Logo após encher a barriga dos peixinhos de farelo de ração, a minha filha também quis encher a própria barriga e aí pediu uma pipoca, mas o petisco que custava 3 reais  já estava sendo vendido por 5. Perguntei por quanto o pipoqueiro faria duas unidades, pensando que ele poderia facilitar o preço e cobrar 7 ou 8 pelo par, mas com feições de pedra ele disse “duas é dez mesmo, não dá pra baixar”.

Após a pipoca, Marina foi seduzida pelas imagens flutuantes daquelas figuras cheias de gás hélio e pediu um balão em forma de golfinho. Eu já ia tirar dez reais da carteira, mas a moça dos balões me informou de um recente reajuste: o produto agora custava 15. “Sinto muito, moço.

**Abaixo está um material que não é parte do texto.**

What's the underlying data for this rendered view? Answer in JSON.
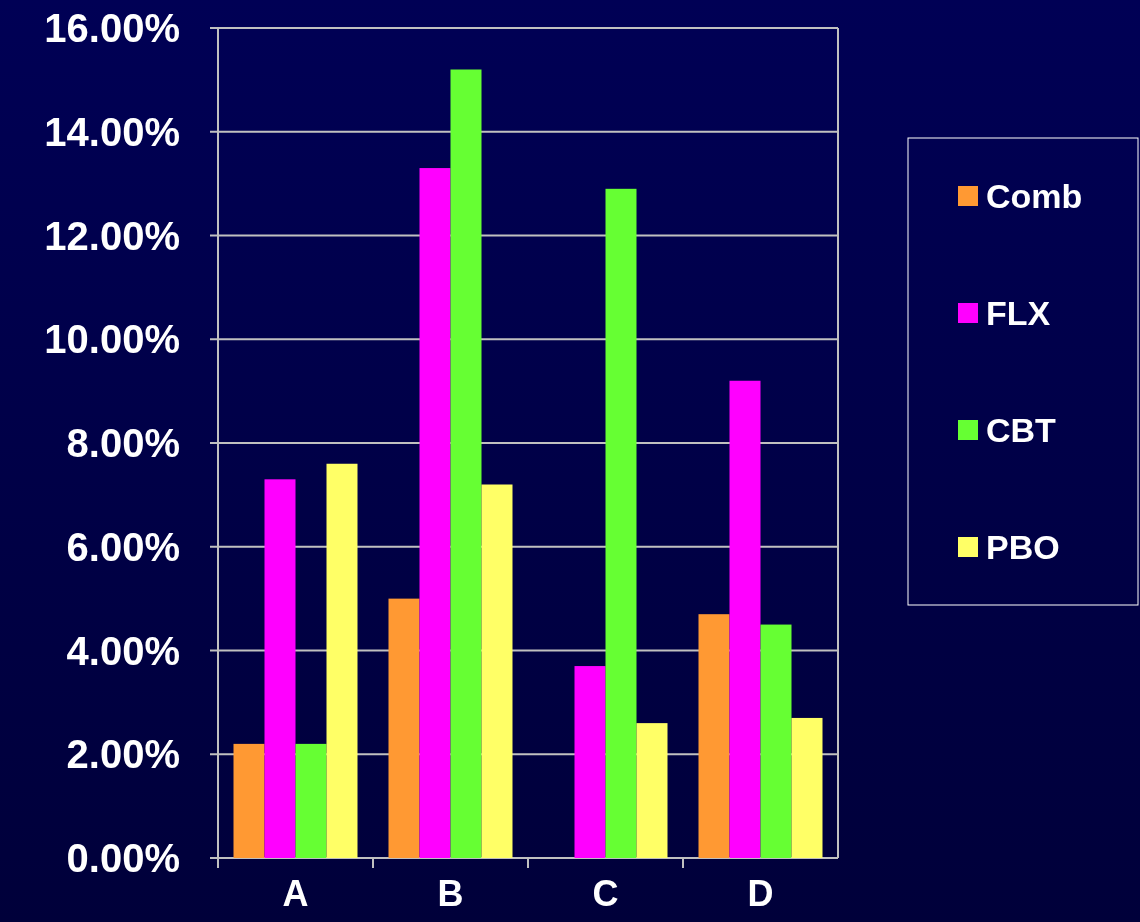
{
  "chart_data": {
    "type": "bar",
    "categories": [
      "A",
      "B",
      "C",
      "D"
    ],
    "series": [
      {
        "name": "Comb",
        "color": "#ff9933",
        "values": [
          2.2,
          5.0,
          0,
          4.7
        ]
      },
      {
        "name": "FLX",
        "color": "#ff00ff",
        "values": [
          7.3,
          13.3,
          3.7,
          9.2
        ]
      },
      {
        "name": "CBT",
        "color": "#66ff33",
        "values": [
          2.2,
          15.2,
          12.9,
          4.5
        ]
      },
      {
        "name": "PBO",
        "color": "#ffff66",
        "values": [
          7.6,
          7.2,
          2.6,
          2.7
        ]
      }
    ],
    "ylim": [
      0,
      16
    ],
    "yticks": [
      {
        "value": 0,
        "label": "0.00%"
      },
      {
        "value": 2,
        "label": "2.00%"
      },
      {
        "value": 4,
        "label": "4.00%"
      },
      {
        "value": 6,
        "label": "6.00%"
      },
      {
        "value": 8,
        "label": "8.00%"
      },
      {
        "value": 10,
        "label": "10.00%"
      },
      {
        "value": 12,
        "label": "12.00%"
      },
      {
        "value": 14,
        "label": "14.00%"
      },
      {
        "value": 16,
        "label": "16.00%"
      }
    ],
    "grid": "y",
    "legend": "right"
  }
}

Tá tudo mais caro, tive de subir também.” Aceitei as desculpas e paguei, embora o balão, assim como seu preço, também tenha subido rapidamente: é que a minha filha deixou o cordão escapulir, e lá se foi o boto superfaturado nadando pelo ar, rumo ao céu azul.

Pra que ela não ficasse triste fomos até o vendedor de brinquedos e eu escolhi um kit de bolinhas de sabão, mas até esse brinquedo baratinho tinha sido remarcado de 5 para dez reais. Como ela já estava com o mimo na mão, paguei apesar do aumento de 100% – mas a essa altura passei a me questionar se por acaso a praça teria sido tragada por um vórtex temporal e nos deslocado pra era Sarney…

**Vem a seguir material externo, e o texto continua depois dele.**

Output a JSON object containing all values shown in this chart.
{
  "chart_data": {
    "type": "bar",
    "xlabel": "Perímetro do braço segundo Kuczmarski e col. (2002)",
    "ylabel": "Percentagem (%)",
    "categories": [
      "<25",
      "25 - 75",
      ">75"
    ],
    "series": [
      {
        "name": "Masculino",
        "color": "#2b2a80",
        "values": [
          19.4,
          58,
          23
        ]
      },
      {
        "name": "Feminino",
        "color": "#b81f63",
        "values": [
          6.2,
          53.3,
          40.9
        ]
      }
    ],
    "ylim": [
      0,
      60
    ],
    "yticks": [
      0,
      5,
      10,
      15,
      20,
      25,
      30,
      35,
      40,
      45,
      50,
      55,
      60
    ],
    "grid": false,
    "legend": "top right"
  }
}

O passeio continuou até a criança ver o pula-pula, onde o preço também subiu de 5 para oito reais. Pelo menos o vendedor deu dois minutos extras, o que compensou parte do aumento. Depois da pulação a menina pediu um coco pra se refrescar, e então percebemos que as barracas tinham coletivamente tabelado o preço em seis contos. Sem ter como lutar contra o cartel da água de coco, cedi. Matamos a sede e fomos correndo pra casa, porque já não me restava mais o dinheiro pra uma menta do bombonzeiro.

Antigamente uma volta na praça deixava a gente com a alma mais leve, mas hoje em dia a carteira também fica do mesmo modo. E isso na praça, que é um espaço aberto e democrático – imagina como está a precificação dos pontos onde a exclusão ganha nome de “exclusividade”, como se fosse uma coisa boa criar bolsões de segregação no espaço urbano.

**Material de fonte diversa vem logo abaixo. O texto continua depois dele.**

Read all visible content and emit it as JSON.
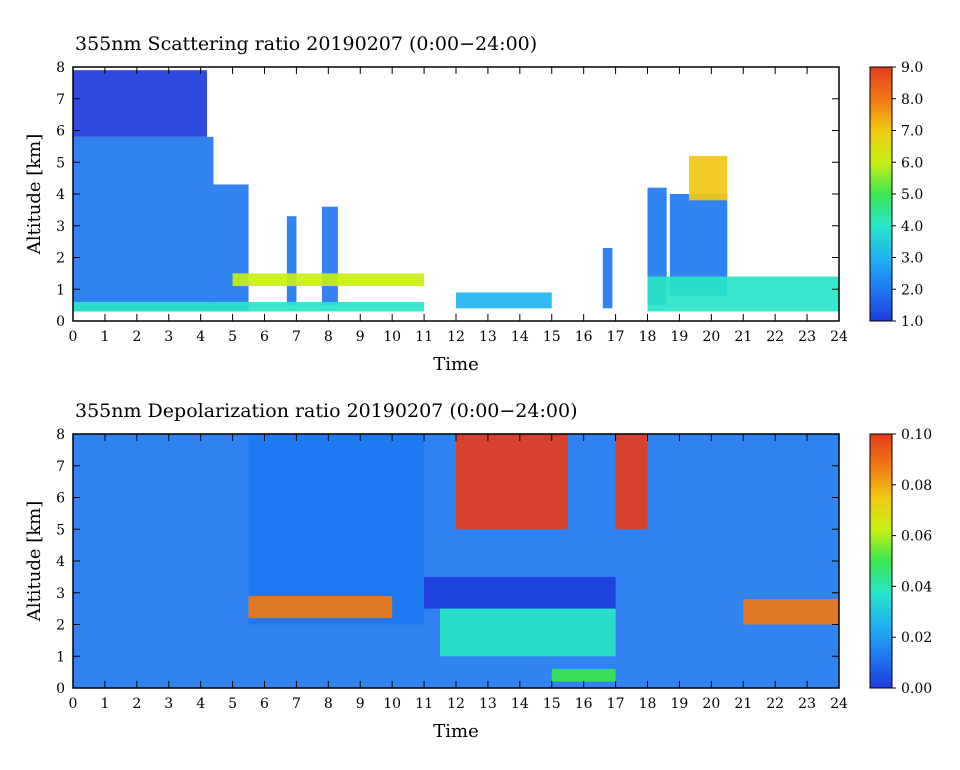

Voltando à praça, o pior de ver o aumento dos preços é saber que tudo isso não é culpa dos ambulantes: eles, que tem uma ocupação informal sem qualquer direito ou garantia, precisam repassar para o consumidor todo e qualquer impacto que sentem no seu orçamento, sob o risco de chegarem ao final do dia sem ter levantado o necessário para dar de comer para suas famílias.

A mesma coisa acontece com os motoristas de aplicativo, que precisam trabalhar com um olho no volante e outro na calculadora, escolhendo corridas que lhes deem algum lucro já que a trajetória do preço da gasolina está prestes a tirar do GPS quem precisa de carro para trabalhar e colocar essa turma em outro mapa, o da fome.

São esses pequenos exemplos, tirados de uma manhã do domingo, que nos deixam chocados e tristes com o quanto esse país piorou nos últimos anos: andar por Belém é perceber que quem rodava no app para ter uma renda extra hoje precisa batalhar só para pagar as contas; e o camelô que sustentava a família naquele ponto sob a samaumeira trava uma luta diária para simplesmente sobreviver.

Aqueles que ainda conseguem bancar esses passeios de domingo movimentam uma microeconomia da qual dependem várias famílias, mas considerando a forma implacável como a inflação devora o poder de compra do Brasileiro eu me questiono se nós, que vamos para praça por lazer, também não estaremos lá um dia por pura necessidade em um futuro próximo caso não consigamos, pelos bem dos nossos filhos, construir um Brasil melhor para todos – porque viver em um país que prioriza quem lucra em dólar não é justo para quem depende do comércio das pipocas e balões.